I continue to think that something like a Major Risk Pool (MRP), as proposed by Hal Luft, could be a valuable way to drive system-wide reforms:
To control health care costs, I propose a publicly chartered major risk pool, or MRP, that will allow plans to pool risk, thereby eliminating the need for wasteful underwriting and selective marketing costs. Participation in the MRP by both providers and insurers is voluntary. It can be combined with any public option in an exchange implemented at the federal or state level; it can even work without a public option. After a brief transition period, the MRP requires no federal funds and will not be “on budget.” By allowing private plans to play a role in a transformed insurance and delivery system, the MRP can be politically attractive to a broader constituency than any of the current proposals.

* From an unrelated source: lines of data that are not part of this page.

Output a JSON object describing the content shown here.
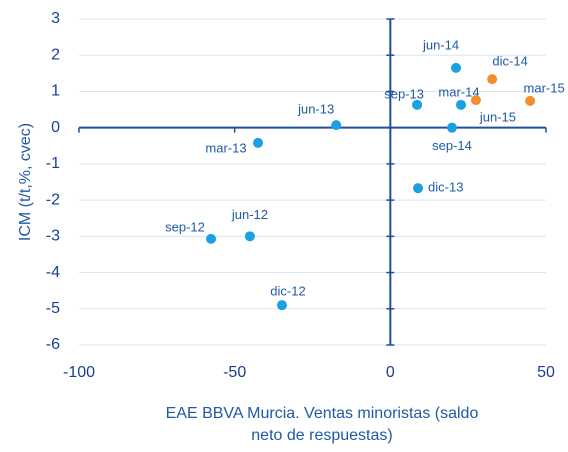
{
  "chart_data": {
    "type": "scatter",
    "y_label": "ICM (t/t,%, cvec)",
    "x_label": "EAE BBVA Murcia. Ventas minoristas (saldo neto de respuestas)",
    "xlim": [
      -100,
      50
    ],
    "xticks": [
      -100,
      -50,
      0,
      50
    ],
    "ylim": [
      -6,
      3
    ],
    "yticks": [
      -6,
      -5,
      -4,
      -3,
      -2,
      -1,
      0,
      1,
      2,
      3
    ],
    "grid": true,
    "series": [
      {
        "color": "#1ba1e2",
        "labels": [
          "jun-14",
          "sep-13",
          "mar-14",
          "sep-14",
          "jun-13",
          "mar-13",
          "dic-13",
          "jun-12",
          "sep-12",
          "dic-12"
        ],
        "x": [
          21.1,
          8.6,
          22.7,
          19.8,
          -17.4,
          -42.5,
          8.9,
          -45.1,
          -57.6,
          -34.8
        ],
        "values": [
          1.65,
          0.63,
          0.63,
          0,
          0.07,
          -0.42,
          -1.67,
          -3.0,
          -3.07,
          -4.9
        ]
      },
      {
        "color": "#f28e2b",
        "labels": [
          "dic-14",
          "jun-15",
          "mar-15"
        ],
        "x": [
          32.7,
          27.5,
          44.9
        ],
        "values": [
          1.34,
          0.76,
          0.74
        ]
      }
    ]
  }
}
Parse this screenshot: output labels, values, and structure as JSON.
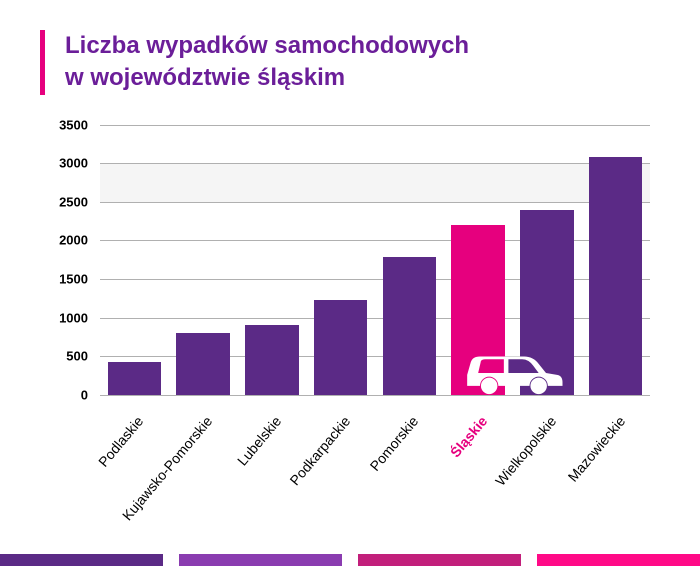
{
  "title": {
    "line1": "Liczba wypadków samochodowych",
    "line2": "w województwie śląskim",
    "color": "#6b1e99",
    "accent_border": "#e6007e",
    "fontsize": 24
  },
  "chart": {
    "type": "bar",
    "ylim": [
      0,
      3500
    ],
    "ytick_step": 500,
    "yticks": [
      0,
      500,
      1000,
      1500,
      2000,
      2500,
      3000,
      3500
    ],
    "grid_color": "#b0b0b0",
    "highlight_band": {
      "from": 2500,
      "to": 3000,
      "color": "#f5f5f5"
    },
    "background_color": "#ffffff",
    "bar_width": 0.78,
    "categories": [
      "Podlaskie",
      "Kujawsko-Pomorskie",
      "Lubelskie",
      "Podkarpackie",
      "Pomorskie",
      "Śląskie",
      "Wielkopolskie",
      "Mazowieckie"
    ],
    "values": [
      430,
      800,
      900,
      1230,
      1780,
      2200,
      2400,
      3080
    ],
    "bar_colors": [
      "#5b2a86",
      "#5b2a86",
      "#5b2a86",
      "#5b2a86",
      "#5b2a86",
      "#e6007e",
      "#5b2a86",
      "#5b2a86"
    ],
    "label_colors": [
      "#000000",
      "#000000",
      "#000000",
      "#000000",
      "#000000",
      "#e6007e",
      "#000000",
      "#000000"
    ],
    "label_bold": [
      false,
      false,
      false,
      false,
      false,
      true,
      false,
      false
    ],
    "label_fontsize": 14,
    "ytick_fontsize": 13,
    "car_icon_color": "#ffffff",
    "car_icon_between_index": 5
  },
  "footer_stripes": [
    "#5b2a86",
    "#8a3cb0",
    "#c21f7b",
    "#ff0a87"
  ]
}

The MRP addresses a key component of comprehensive health reform: restructuring the delivery system. It is not a simple reinsurance pool that reimburses health plans for high cost claims. Instead, it creates a reformed payment system for both inpatient care and outpatient chronic care that will encourage efficiency and quality. The MRP will cover inpatient and similar short but expensive episodes, as well as chronic illness management. Its new payment approaches will achieve the efficiency goals promised by proposals for hospital medical staff-focused Accountable Care Organizations, but in an organizationally more plausible manner. Hospitals and physicians who focus on inpatient care and voluntarily form Care Delivery Teams will receive bundled episode-based payments, but the MRP will pay providers regardless of whether they belong to a Care Delivery Team, although at less attractive rates. Providers in these teams can use their bargaining power to charge the primary insurers more than the MRP pays. The MRP’s payments for monthly chronic illness management will give health plans and primary care physicians the incentives, flexibility, and information to more effectively compensate clinicians for the care they deliver and coordinate. By being publicly chartered, but independent of Congress, and by allowing options for all players, the MRP will be able to sidestep the ability of special interests to block change.
Luft’s confidence that the MRP will be able to sidestep special interests is unwarranted. But the basic idea is an interesting one. A small number of high-cost beneficiaries account for a disproportionately large share of costs, and the idea of the MRP is to lighten the burden on private plans by covering these costs and leveraging its resulting purchasing power to drive system-wide productivity improvements.
All-payer, or all-private-payer, rate-setting allows payers to combine their market power to force medical providers to offer more favorable rates. The MRP does something similar, albeit in a more focused fashion.